Truly, we were all lost for words to deal with this situation. What did you say and what could you do? Mom came in to meet us and softly asked us to come downstairs as we were about to leave. Niles was in the kitchen waiting for me and he looked handsome in his suit, though I couldn't bring myself to find any joy in that moment, let alone anything. I didn't feel anything but sorrow, and that frightened me. I walked into his arms and buried my face in his chest.

"Were having a graveside service and nothing else. They couldn't bear us to do anything else and Victor took care of everything," he spoke softly.

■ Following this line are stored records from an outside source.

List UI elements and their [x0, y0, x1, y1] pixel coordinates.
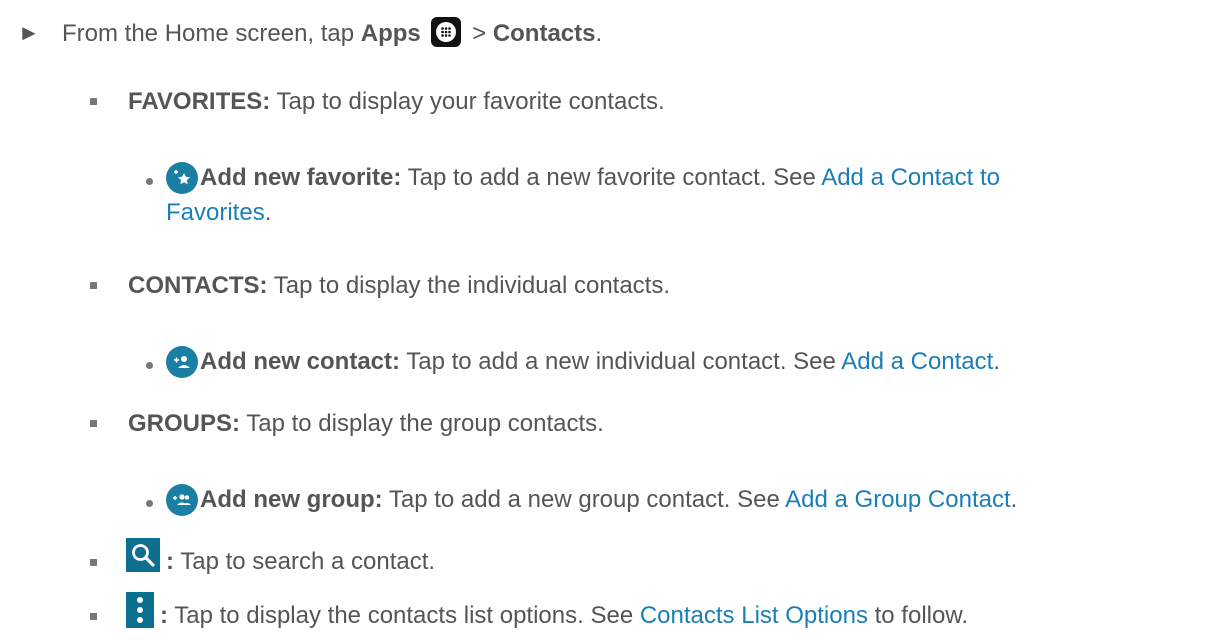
round-bullet: [146, 178, 153, 185]
intro-line: From the Home screen, tap Apps > Contact…: [62, 17, 602, 49]
arrow-bullet: ►: [18, 20, 40, 45]
intro-text: From the Home screen, tap: [62, 20, 361, 47]
add-contact-text: Tap to add a new individual contact. See: [400, 348, 842, 375]
add-favorite-icon[interactable]: [166, 162, 198, 194]
menu-text: Tap to display the contacts list options…: [168, 602, 640, 629]
add-group-text: Tap to add a new group contact. See: [382, 486, 786, 513]
add-group-period: .: [1010, 486, 1018, 513]
groups-text: Tap to display the group contacts.: [240, 410, 604, 437]
contacts-item: CONTACTS: Tap to display the individual …: [128, 271, 670, 301]
groups-item: GROUPS: Tap to display the group contact…: [128, 409, 604, 439]
add-contact-period: .: [993, 348, 1000, 375]
contacts-list-options-link[interactable]: Contacts List Options: [640, 602, 868, 629]
add-group-item: Add new group: Tap to add a new group co…: [200, 485, 1017, 515]
favorites-text: Tap to display your favorite contacts.: [270, 88, 665, 115]
contacts-tab-label: CONTACTS:: [128, 272, 268, 299]
add-contact-icon[interactable]: [166, 346, 198, 378]
menu-colon: :: [160, 602, 168, 629]
square-bullet: [90, 559, 97, 566]
favorites-label: FAVORITES:: [128, 88, 271, 115]
add-group-icon[interactable]: [166, 484, 198, 516]
search-text: Tap to search a contact.: [174, 548, 436, 575]
gt-separator: >: [465, 20, 493, 47]
add-a-group-contact-link[interactable]: Add a Group Contact: [785, 486, 1010, 513]
search-colon: :: [166, 548, 174, 575]
square-bullet: [90, 613, 97, 620]
add-favorite-period: .: [264, 199, 272, 226]
add-contact-label: Add new contact:: [200, 348, 401, 375]
favorites-item: FAVORITES: Tap to display your favorite …: [128, 87, 665, 117]
more-vert-icon[interactable]: [126, 592, 154, 628]
menu-end-text: to follow.: [867, 602, 969, 629]
search-item: : Tap to search a contact.: [166, 547, 435, 577]
intro-period: .: [595, 20, 603, 47]
round-bullet: [146, 362, 153, 369]
favorites-link[interactable]: Favorites: [166, 199, 265, 226]
add-a-contact-link[interactable]: Add a Contact: [841, 348, 993, 375]
contacts-text: Tap to display the individual contacts.: [267, 272, 671, 299]
add-group-label: Add new group:: [200, 486, 383, 513]
groups-label: GROUPS:: [128, 410, 241, 437]
add-favorite-label: Add new favorite:: [200, 164, 402, 191]
square-bullet: [90, 98, 97, 105]
square-bullet: [90, 282, 97, 289]
square-bullet: [90, 420, 97, 427]
add-favorite-item-cont: Favorites.: [166, 198, 271, 228]
menu-item: : Tap to display the contacts list optio…: [160, 601, 968, 631]
contacts-label: Contacts: [492, 20, 596, 47]
add-favorite-text: Tap to add a new favorite contact. See: [401, 164, 822, 191]
search-icon[interactable]: [126, 538, 160, 572]
add-favorite-item: Add new favorite: Tap to add a new favor…: [200, 163, 1000, 193]
round-bullet: [146, 500, 153, 507]
add-contact-to-favorites-link[interactable]: Add a Contact to: [821, 164, 1000, 191]
apps-grid-icon[interactable]: [431, 17, 462, 47]
apps-label: Apps: [360, 20, 421, 47]
add-contact-item: Add new contact: Tap to add a new indivi…: [200, 347, 1000, 377]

Victor walked into the room at that moment and I couldn't bring myself to look at him as he took hands with mom and we walked out the door and got into our cars. I'd never been to such a simple funeral, but then I'd only been to one funeral and that had been my dads. I hadn't wanted to go to that one, and I didn't want to go to this one. I held Niles's hand the entire way there.

It was raining, and it seemed like it happened every time a funeral was held in movies. When we arrived at the large graveyard, I was reminded only of the many people buried here who had been someone's loved ones. Now Greg was among them, Susan and Abel. That was unbelievable. Among the people present were Nashua and Eden and I couldn't bring myself to feel any way about that. Megan and Henry stood with them, but they didn't seem to be talking.

Tamron and Max were just getting out of the car, each of them holding hands with Aubrey, who stood walking between them. Her tiny face was so sad and looked so lonely. I'd have done anything to comfort her if I could. Everyone was here for the final goodbye and I caught sight of Liam gazing at me and I turned away. We all made that long walk into the graveyard where a preacher was waiting to give a simple service and say the same things they always did.

I felt nothing. Everyone was dressed in mourning clothes and I felt we all were sorrowful no matter how we wanted to appear today. Victor had arranged for them to be buried close together. We all stood together as the only outsider, a preacher gave a eulogy I didn't hear.